IQSS / dataverse.harvard.edu

Custom code for dataverse.harvard.edu and an issue tracker for the IQSS Dataverse team's operational work, for better tracking on https://github.com/orgs/IQSS/projects/34

Geek Repo:Geek Repo

Github PK Tool:Github PK Tool

Update Schema.org exports of all datasets so they appear in Google Dataset Search

jggautier opened this issue · comments

For datasets whose latest versions were published after Dataverse v5.13 was applied to Harvard Dataverse, those datasets' Schema.org exports have been updated with the creator @type updates made in the pull request at #9089.

These changes were made largely to improve the odds that Google Dataset Search would index the datasets.

I think v5.13 was applied to Harvard's repository on Feb 15, 2023, so datasets with versions published after that date have the updated Schema.org metadata exports.

For example, in the Schema.org export of the dataset at https://doi.org/10.7910/DVN/ZJ8MC0 published on Feb. 15, we see the "Creator" metadata and its @type property saying that the creator is a person:

Screenshot 2023-04-26 at 9 36 31 AM

Datasets with versions published before v5.13 was applied have Schema.org exports that don't include the creator @type updates.

For example, in the Schema.org export of the dataset at https://doi.org/10.7910/DVN/VOPK0E published on Feb. 14, we see the "Creator" metadata doesn't have an @type property saying if the creator is a person or organization:

Screenshot 2023-04-26 at 9 46 31 AM

The same is true if we look at the JSON-LD in the page source.

In a conversation in an unrelated pull request, @qqmyers wrote that installations will need to do a reExportAll() so that all datasets include the Schema.org export updates.

Definition of done:
Do a reExportAll() so that the Schema.org metadata exports of all datasets in the Harvard Dataverse include the updates made in v5.13 pull request at #9089

The schema.org export only gets updated with a reExport, but the json-ld in the page is only cached as an @transient value in the DatasetVersion object (unless I'm missing something - the page info is version specific whereas the export is only cached for the latest version which is one reason why the page doesn't just load the cached export). So I'm not sure why it wouldn't be updated without a re-export. Are @transient values getting cached in ./generated or ./osgi-cache ?

Ah okay. When you say that "the page info is version specific whereas the export is only cached for the latest version," this makes me think that for each of a dataset's published versions, in the page source code there should be schema.org json-ld metadata.

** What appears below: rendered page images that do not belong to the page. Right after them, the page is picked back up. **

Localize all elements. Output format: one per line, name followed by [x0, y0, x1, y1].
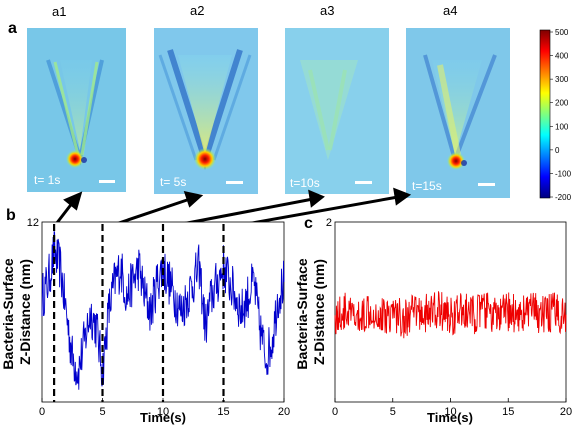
plot-b-ylabel-line2: Z-Distance (nm) — [17, 259, 33, 365]
image-a4: t=15s — [406, 28, 510, 198]
image-a3: t=10s — [285, 28, 389, 194]
data-series-line — [334, 291, 567, 339]
x-tick-label: 15 — [217, 406, 229, 418]
image-a1-time: t= 1s — [34, 173, 60, 187]
image-a1-label: a1 — [52, 4, 66, 19]
panel-c-letter: c — [304, 215, 313, 232]
x-tick-label: 0 — [332, 406, 338, 418]
image-a2-time: t= 5s — [160, 175, 186, 189]
plot-c-ylabel-line2: Z-Distance (nm) — [311, 259, 327, 365]
colorbar-tick-label: -100 — [555, 169, 572, 178]
image-a3-time: t=10s — [290, 176, 320, 190]
image-a3-label: a3 — [320, 3, 334, 18]
panel-a-letter: a — [8, 20, 17, 37]
panel-b-letter: b — [6, 207, 16, 224]
x-tick-label: 0 — [39, 406, 45, 418]
x-tick-label: 10 — [444, 406, 456, 418]
x-tick-label: 20 — [560, 406, 572, 418]
image-a2: t= 5s — [154, 28, 258, 194]
image-a4-label: a4 — [443, 3, 457, 18]
scale-bar — [355, 181, 372, 184]
scale-bar — [226, 181, 243, 184]
colorbar-tick-label: 400 — [555, 52, 569, 61]
plot-c: 0 5 10 15 20 2 Time(s) Bacteria-Surface Z-Di… — [294, 217, 572, 425]
x-tick-label: 20 — [278, 406, 290, 418]
image-a2-label: a2 — [190, 3, 204, 18]
x-tick-label: 5 — [99, 406, 105, 418]
colorbar-tick-label: 0 — [555, 146, 560, 155]
scale-bar — [478, 183, 495, 186]
x-tick-label: 10 — [157, 406, 169, 418]
image-a4-time: t=15s — [412, 179, 442, 193]
y-tick-label: 2 — [326, 217, 332, 229]
image-a1: t= 1s — [27, 28, 126, 192]
plot-c-ylabel: Bacteria-Surface Z-Distance (nm) — [294, 254, 327, 369]
scale-bar — [99, 180, 115, 183]
plot-b: 0 5 10 15 20 12 Time(s) Bacteria-Surface Z-D… — [0, 217, 290, 425]
colorbar-tick-label: 300 — [555, 75, 569, 84]
plot-b-ylabel-line1: Bacteria-Surface — [0, 258, 16, 369]
plot-b-xlabel: Time(s) — [140, 410, 186, 425]
x-tick-label: 5 — [390, 406, 396, 418]
colorbar-tick-label: 100 — [555, 122, 569, 131]
plot-b-ylabel: Bacteria-Surface Z-Distance (nm) — [0, 254, 33, 369]
plot-c-ylabel-line1: Bacteria-Surface — [294, 258, 310, 369]
y-tick-label: 12 — [27, 217, 39, 229]
colorbar-tick-label: -200 — [555, 193, 572, 202]
colorbar-tick-label: 500 — [555, 28, 569, 37]
x-tick-label: 15 — [502, 406, 514, 418]
colorbar: 500 400 300 200 100 0 -100 -200 — [539, 28, 572, 202]
plot-c-xlabel: Time(s) — [427, 410, 473, 425]
colorbar-tick-label: 200 — [555, 99, 569, 108]
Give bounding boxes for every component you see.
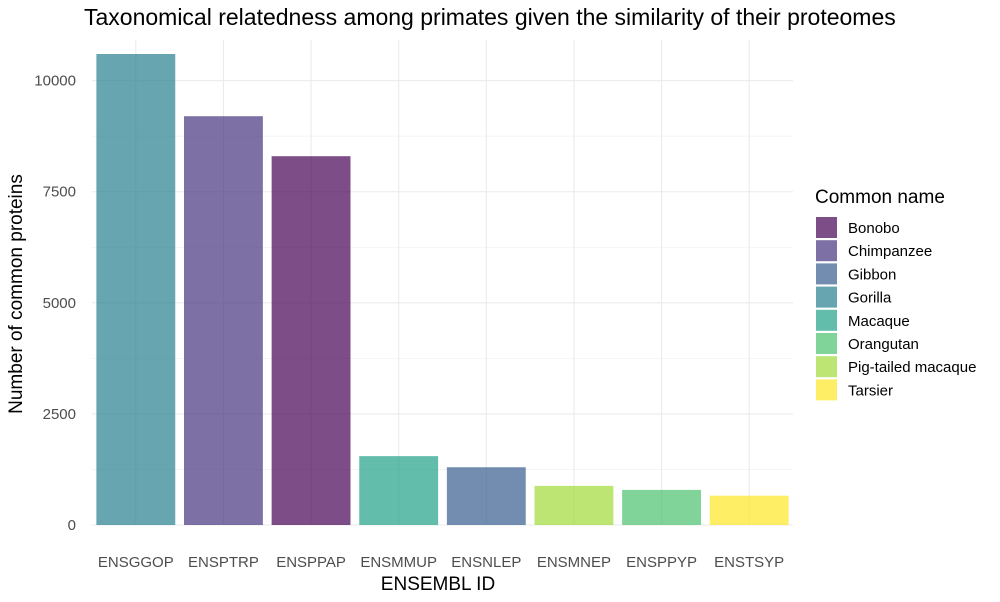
legend: Common name Bonobo Chimpanzee Gibbon Gorill…	[815, 187, 976, 401]
legend-key	[816, 309, 837, 331]
y-axis-ticks: 0 2500 5000 7500 10000	[34, 73, 76, 534]
legend-label: Gorilla	[848, 290, 892, 307]
x-tick-label: ENSNLEP	[451, 554, 521, 571]
legend-key	[816, 356, 837, 378]
x-axis-ticks: ENSGGOP ENSPTRP ENSPPAP ENSMMUP ENSNLEP ENSMN…	[98, 554, 784, 571]
legend-key	[816, 286, 837, 308]
bar-ensppyp	[622, 489, 701, 525]
bar-enstsyp	[709, 495, 789, 525]
legend-label: Bonobo	[848, 220, 900, 237]
x-tick-label: ENSPPYP	[626, 554, 697, 571]
x-axis-title: ENSEMBL ID	[381, 574, 495, 595]
chart-title: Taxonomical relatedness among primates g…	[84, 4, 896, 30]
legend-label: Chimpanzee	[848, 243, 932, 260]
y-tick-label: 10000	[34, 73, 76, 90]
bar-ensmmup	[359, 456, 439, 525]
x-tick-label: ENSMMUP	[360, 554, 437, 571]
x-tick-label: ENSPPAP	[276, 554, 346, 571]
legend-label: Tarsier	[848, 382, 893, 399]
y-tick-label: 5000	[43, 295, 76, 312]
legend-key	[816, 240, 837, 262]
legend-key	[816, 263, 837, 285]
bar-ensptrp	[184, 116, 263, 525]
legend-key	[816, 217, 837, 238]
x-tick-label: ENSPTRP	[188, 554, 259, 571]
legend-label: Gibbon	[848, 266, 896, 283]
legend-key	[816, 333, 837, 354]
bar-ensppap	[271, 156, 351, 525]
y-tick-label: 7500	[43, 184, 76, 201]
y-tick-label: 0	[68, 517, 76, 534]
legend-label: Macaque	[848, 313, 910, 330]
bar-ensggop	[96, 54, 176, 525]
bar-ensmnep	[534, 485, 614, 525]
legend-label: Orangutan	[848, 336, 919, 353]
bars	[96, 54, 789, 525]
legend-label: Pig-tailed macaque	[848, 359, 976, 376]
legend-key	[816, 379, 837, 401]
x-tick-label: ENSGGOP	[98, 554, 174, 571]
bar-ensnlep	[446, 467, 526, 525]
x-tick-label: ENSMNEP	[537, 554, 611, 571]
y-axis-title: Number of common proteins	[6, 174, 27, 414]
legend-title: Common name	[815, 187, 945, 208]
y-tick-label: 2500	[43, 406, 76, 423]
x-tick-label: ENSTSYP	[714, 554, 784, 571]
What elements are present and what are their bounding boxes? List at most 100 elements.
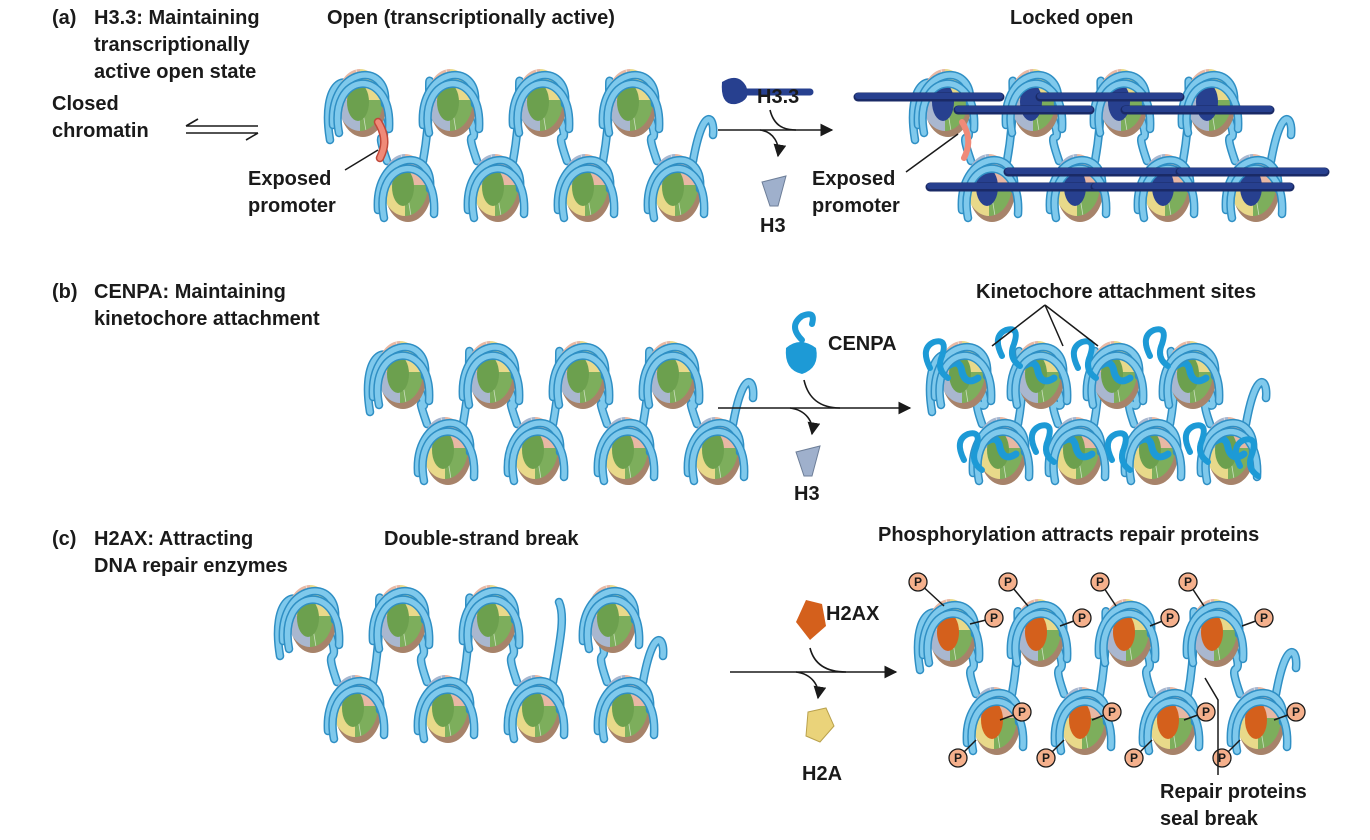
- dna-wrap: [373, 351, 434, 410]
- phosphate-icon: P: [1160, 608, 1180, 628]
- repair-proteins-line1: Repair proteins: [1160, 781, 1307, 803]
- h3-out-label-a: H3: [760, 215, 786, 237]
- double-strand-break-title: Double-strand break: [384, 528, 579, 550]
- nucleosome: [1182, 599, 1248, 668]
- dna-wrap: [553, 351, 614, 410]
- phosphate-label: P: [1096, 575, 1104, 589]
- promoter-segment-right: [959, 119, 972, 161]
- panel-a-heading-line1: H3.3: Maintaining: [94, 7, 260, 29]
- nucleosome: [593, 675, 659, 744]
- dna-wrap: [962, 164, 1023, 223]
- phosphate-label: P: [1018, 705, 1026, 719]
- panel-c-letter: (c): [52, 528, 76, 550]
- dna-wrap: [283, 595, 344, 654]
- nucleosome: [930, 341, 996, 410]
- dna-wrap: [508, 427, 569, 486]
- cenpa-molecule: [785, 311, 817, 374]
- closed-chromatin-label-line2: chromatin: [52, 120, 149, 142]
- nucleosome: [323, 675, 389, 744]
- dna-wrap: [1125, 427, 1186, 486]
- dna-wrap: [923, 609, 984, 668]
- h3-molecule-b: [795, 445, 821, 477]
- panel-a-heading-line3: active open state: [94, 61, 256, 83]
- exposed-promoter-left-line2: promoter: [248, 195, 336, 217]
- dna-wrap: [468, 164, 529, 223]
- dna-wrap: [333, 79, 394, 138]
- panel-a-heading-line2: transcriptionally: [94, 34, 250, 56]
- h3-molecule-a: [761, 175, 787, 207]
- phosphate-icon: P: [1012, 702, 1032, 722]
- dna-wrap: [688, 427, 749, 486]
- dna-wrap: [1143, 697, 1204, 756]
- h33-rods: [853, 92, 1330, 192]
- h2a-molecule: [805, 707, 835, 743]
- panel-b-heading-line1: CENPA: Maintaining: [94, 281, 286, 303]
- panel-a-heading: (a) H3.3: Maintaining transcriptionally …: [52, 7, 260, 83]
- repair-pointer-line: [1204, 677, 1219, 775]
- phosphate-label: P: [1166, 611, 1174, 625]
- h2a-out-label: H2A: [802, 763, 842, 785]
- dna-wrap: [1011, 609, 1072, 668]
- phosphate-icon: P: [948, 748, 968, 768]
- phosphate-icon: P: [1178, 572, 1198, 592]
- exposed-promoter-left-pointer: [344, 149, 379, 171]
- dna-wrap: [378, 164, 439, 223]
- dna-wrap: [648, 164, 709, 223]
- dna-wrap: [598, 685, 659, 744]
- phosphate-label: P: [1078, 611, 1086, 625]
- dna-wrap: [508, 685, 569, 744]
- phosphate-icon: P: [908, 572, 928, 592]
- phosphate-icon: P: [1072, 608, 1092, 628]
- nucleosome: [413, 417, 479, 486]
- dna-wrap: [1163, 351, 1224, 410]
- panel-b-heading-line2: kinetochore attachment: [94, 308, 320, 330]
- dna-wrap: [373, 595, 434, 654]
- h3-out-label-b: H3: [794, 483, 820, 505]
- phosphate-icon: P: [998, 572, 1018, 592]
- nucleosome: [1050, 687, 1116, 756]
- dna-wrap: [463, 595, 524, 654]
- nucleosome: [368, 585, 434, 654]
- exposed-promoter-right-line1: Exposed: [812, 168, 895, 190]
- nucleosome: [1006, 341, 1072, 410]
- dna-wrap: [1187, 609, 1248, 668]
- nucleosome: [1094, 599, 1160, 668]
- repair-proteins-line2: seal break: [1160, 808, 1259, 830]
- phosphate-icon: P: [1254, 608, 1274, 628]
- kinetochore-pointer-lines: [991, 304, 1099, 347]
- locked-open-title: Locked open: [1010, 7, 1133, 29]
- nucleosome: [593, 417, 659, 486]
- phosphate-icon: P: [1286, 702, 1306, 722]
- dna-wrap: [1055, 697, 1116, 756]
- phosphate-label: P: [1130, 751, 1138, 765]
- nucleosome: [373, 154, 439, 223]
- h2ax-label: H2AX: [826, 603, 880, 625]
- phosphate-label: P: [990, 611, 998, 625]
- phosphate-label: P: [1184, 575, 1192, 589]
- panel-c-heading-line1: H2AX: Attracting: [94, 528, 253, 550]
- dna-wrap: [418, 685, 479, 744]
- phosphate-icon: P: [1102, 702, 1122, 722]
- h33-molecule: [721, 77, 814, 105]
- cenpa-label: CENPA: [828, 333, 897, 355]
- phosphate-label: P: [1108, 705, 1116, 719]
- closed-chromatin-label-line1: Closed: [52, 93, 119, 115]
- dna-wrap: [1099, 609, 1160, 668]
- phosphate-icon: P: [1090, 572, 1110, 592]
- nucleosome: [598, 69, 664, 138]
- cenpa-tails: [922, 326, 1261, 479]
- phosphate-icon: P: [1196, 702, 1216, 722]
- dna-wrap: [935, 351, 996, 410]
- dna-wrap: [603, 79, 664, 138]
- nucleosome: [508, 69, 574, 138]
- dna-wrap: [1087, 351, 1148, 410]
- phosphate-icon: P: [1124, 748, 1144, 768]
- nucleosome: [1082, 341, 1148, 410]
- overlay-layer: P P P P P P P P P P P P P P P P: [373, 77, 1330, 768]
- dna-wrap: [967, 697, 1028, 756]
- panel-c-heading-line2: DNA repair enzymes: [94, 555, 288, 577]
- dna-wrap: [583, 595, 644, 654]
- phosphate-label: P: [1218, 751, 1226, 765]
- dna-wrap: [513, 79, 574, 138]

Should that be the case? What I'm seeing is that only the latest published version has schema.org json-ld metadata in its page source code.

So for https://doi.org/10.7910/DVN/FZOVRC that has two published versions, the source code on the page for version 1 has an empty <script> tag:

Screenshot 2023-04-26 at 2 34 09 PM

For version 2, there's the Schema.org metadata and it refers to version 2

Screenshot 2023-04-26 at 2 34 28 PM

I see the same thing in a couple other Dataverse repositories I've been able to check.

It also sounds like a reExport wouldn't update the metadata in the page. And since that's the metadata that I think Google Dataset Search is using to index datasets in Dataverse repositories, a reExport all wouldn't result in more datasets being discoverable through Google Dataset Search.

Does that all make sense?

And should I open an issue in the Dataverse GitHub repo about figuring out how to update the json-ld on dataset pages?

I was referring to the underlying code. I see now that https://github.com/IQSS/dataverse/blob/4903e9f0277105ea6a8c59a2f962dac8bcf715f2/src/main/java/edu/harvard/iq/dataverse/DatasetPage.java#L5535 only displays the json-ld for the latest version (even though the underlying code could do it for earlier versions.)

For the latest version not being up-to-date - I don't know why that is. If it is because the generated or osgi-cache dirs weren't cleared - we should see which one. The release notes already say you delete things in generated so if that wasn't done, it's not an issue with the code or release notes. If it is the osgi-cache dir we probably should add an issue to add to the release notes. If the reason still isn't clear, we should perhaps treat either this issue or a new one in the dataverse as a spike to investigate.

reExportAll would still be a good thing to do - in order to get the schema.org export files up-to-date.